En 2011, la Chambre des députés a conclu son premier accord avec l’Uni.lu pour la création d’une chaire en recherches parlementaires. En 2022, la quatrième convention a été signée. Elle court jusqu’en 2026. L’équipe dirigée par Poirier s’est vue allouer le montant de 810 000 euros, une hausse de 130 000 euros. Or, Polindex a laissé tomber ce qui, à l’origine, constituait sa raison d’être : l’analyse des résultats électoraux. « Nous ne faisons plus depuis 2019 les analyses sur les bulletins réels que nous avons faites entre 1999 et 2019 », explique Poirier. « Dans la chaire, les ressources humaines sont limitées et les projets de recherche sont nombreux. Polindex n’est qu’un des projets de la chaire. » Une tradition cinquantenaire prend ainsi fin dans l’indifférence générale. Les premières analyses réalisées pour la Chambre remontent au scrutin 1974, lorsque Michel Delvaux et Mario Hirsch, assistés par des politologues belges du Crisp, épluchaient les bulletins de vote pour percer les « matrices de proximité » et les mystères du panachage.
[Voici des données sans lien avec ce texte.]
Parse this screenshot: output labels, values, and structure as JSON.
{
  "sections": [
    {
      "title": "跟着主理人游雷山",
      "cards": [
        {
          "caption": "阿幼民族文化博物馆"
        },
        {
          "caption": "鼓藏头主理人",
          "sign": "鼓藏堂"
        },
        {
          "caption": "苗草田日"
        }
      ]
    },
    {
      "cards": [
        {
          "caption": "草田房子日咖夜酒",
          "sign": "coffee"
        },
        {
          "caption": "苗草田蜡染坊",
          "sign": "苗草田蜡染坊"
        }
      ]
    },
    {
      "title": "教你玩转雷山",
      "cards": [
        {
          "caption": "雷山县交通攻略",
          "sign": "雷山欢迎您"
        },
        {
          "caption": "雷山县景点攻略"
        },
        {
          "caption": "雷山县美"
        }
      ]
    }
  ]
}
Alors que la date de péremption des sondages est éminemment courte, certains résultats de Polindex 2024 n’ont toujours pas été publiés. C’est le cas de « Est-ce que l’Eurovision est une manifestation importante de la culture européenne ? ». C’est également le cas des questions autour du conflit au Proche-Orient. Pour l’édition 2025, Poirier et son équipe comptent y revenir en une demi-douzaine de questions, notamment sur le mandat d’arrêt contre Netanyahou et la reconnaissance de la Palestine. (Le questionnaire, dont le Land s’est procuré une copie, reste un document de travail provisoire, le Parlement pouvant encore en réviser l’un ou l’autre élément.) Certaines questions transplantent un à un les termes du débat français au contexte luxembourgeois. On peut ainsi lire dans le draft : « Les pogroms du 7 octobre 2023 (massacres de juifs civils, prises d’otage, viols de femmes en série, etc…) sont une nouvelle manifestation de l’opposition entre l’Occident et l’islamisme ». Une vision essentialiste et civilisationnelle par rapport à laquelle les sondés sont priés de se positionner sur une échelle de 1 à 10, allant de « pas du tout d’accord » à « tout à fait d’accord ».